If the second set of T1 images after the administration of a gadolinium-based contrast agent is acquired and co-registered to the first native set, an extracellular volume map can be generated 1-3.
Interpretation
Native T1 is related to the water, protein, lipid and iron content of the respective tissue and expresses the signal from the intracellular and extracellular compartments 1,5,7.
Postcontrast T1 is shorter than native T1, mainly reflects the extracellular compartments and is used to calculate extracellular volume after adjusting for haematocrit 1-5,7.

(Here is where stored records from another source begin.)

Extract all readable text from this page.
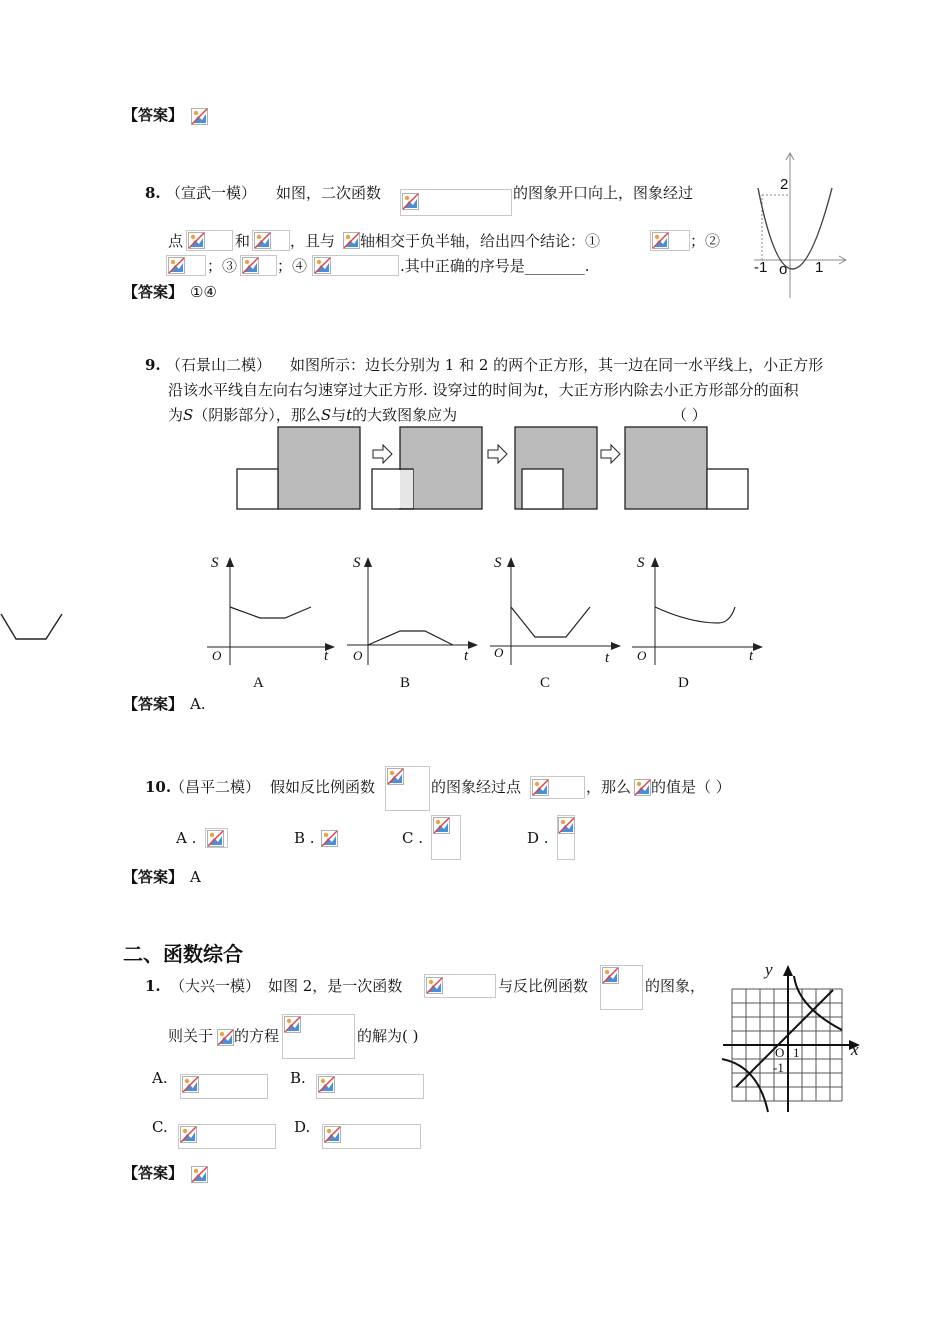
【答案】
8. （宣武一模） 如图，二次函数	的图象开口向上，图象经过
点	和	，且与 轴相交于负半轴，给出四个结论：①	；②
；③	；④	.其中正确的序号是________.
【答案】 ①④
2
-1 o 1
9. （石景山二模） 如图所示：边长分别为 1 和 2 的两个正方形，其一边在同一水平线上，小正方形
沿该水平线自左向右匀速穿过大正方形. 设穿过的时间为t，大正方形内除去小正方形部分的面积
为S（阴影部分），那么S与t的大致图象应为	（ ）
S	S	S	S
O	O	O	O
t	t	t	t
A	B	C	D
【答案】 A.
10.
（昌平二模） 假如反比例函数	的图象经过点	，那么 的值是（ ）
A .	B .	C .	D .
【答案】 A
二、函数综合
1. （大兴一模） 如图 2，是一次函数	与反比例函数	的图象，
则关于 的方程	的解为( )
A.	B.
C.	D.
【答案】
y
x
O 1
-1
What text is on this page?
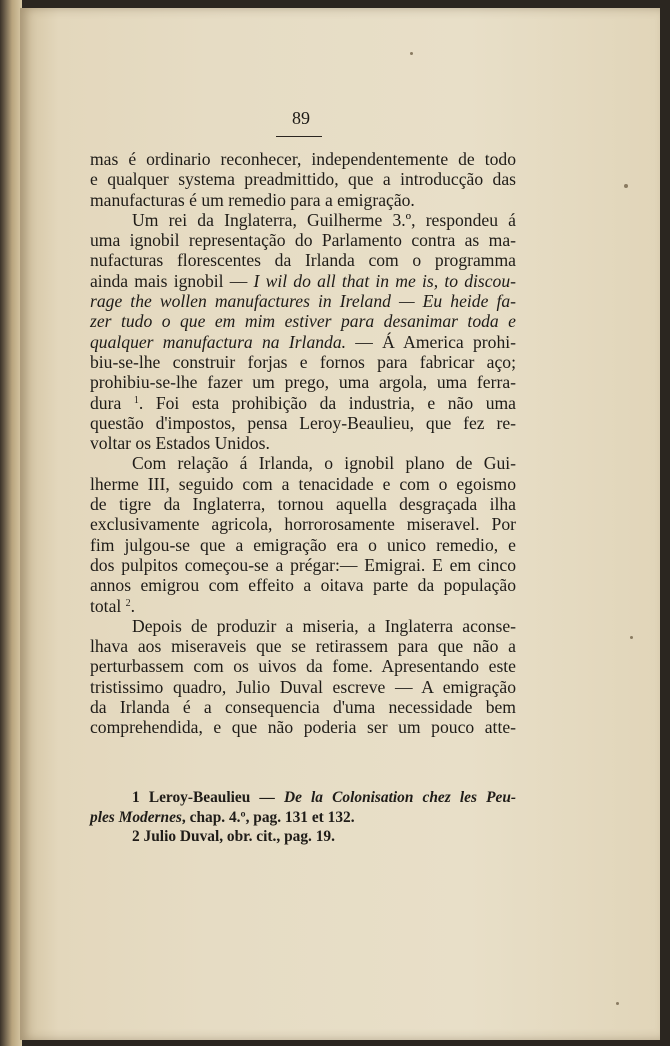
89
mas é ordinario reconhecer, independentemente de todo
e qualquer systema preadmittido, que a introducção das
manufacturas é um remedio para a emigração.
Um rei da Inglaterra, Guilherme 3.º, respondeu á
uma ignobil representação do Parlamento contra as ma-
nufacturas florescentes da Irlanda com o programma
ainda mais ignobil — I wil do all that in me is, to discou-
rage the wollen manufactures in Ireland — Eu heide fa-
zer tudo o que em mim estiver para desanimar toda e
qualquer manufactura na Irlanda. — Á America prohi-
biu-se-lhe construir forjas e fornos para fabricar aço;
prohibiu-se-lhe fazer um prego, uma argola, uma ferra-
dura $^1$. Foi esta prohibição da industria, e não uma
questão d'impostos, pensa Leroy-Beaulieu, que fez re-
voltar os Estados Unidos.
Com relação á Irlanda, o ignobil plano de Gui-
lherme III, seguido com a tenacidade e com o egoismo
de tigre da Inglaterra, tornou aquella desgraçada ilha
exclusivamente agricola, horrorosamente miseravel. Por
fim julgou-se que a emigração era o unico remedio, e
dos pulpitos começou-se a prégar:— Emigrai. E em cinco
annos emigrou com effeito a oitava parte da população
total $^2$.
Depois de produzir a miseria, a Inglaterra aconse-
lhava aos miseraveis que se retirassem para que não a
perturbassem com os uivos da fome. Apresentando este
tristissimo quadro, Julio Duval escreve — A emigração
da Irlanda é a consequencia d'uma necessidade bem
comprehendida, e que não poderia ser um pouco atte-
1 Leroy-Beaulieu — De la Colonisation chez les Peu-
ples Modernes, chap. 4.º, pag. 131 et 132.
2 Julio Duval, obr. cit., pag. 19.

Extracellular volume reflects the space, which is not occupied by cells and also includes the intracapillary plasma volume 1. It correlates with the collagen volume fraction but also increases in the presence of amyloid or myocardial oedema 1. In the absence of the two latter and other forms of an infiltrative disease, it can be seen as a biomarker for interstitial disease or myocardial fibrosis 1-4.
Normal values
Normal values of T1 times differ depending on magnetic field strength (1.5 and 3 tesla) and acquisition sequence (MOLLI, shMOLLI, SASHA, SAPPHIRE). Because of variations between scanners, the primary use of a local reference range is recommended 1,2 and if a local reference range is not available quantitative results should not be clinically reported 1,2.
Limitations
Myocardial T1 depends on the pulse sequence, cardiac cycle as well as other factors and increases at higher magnetic field strength 6.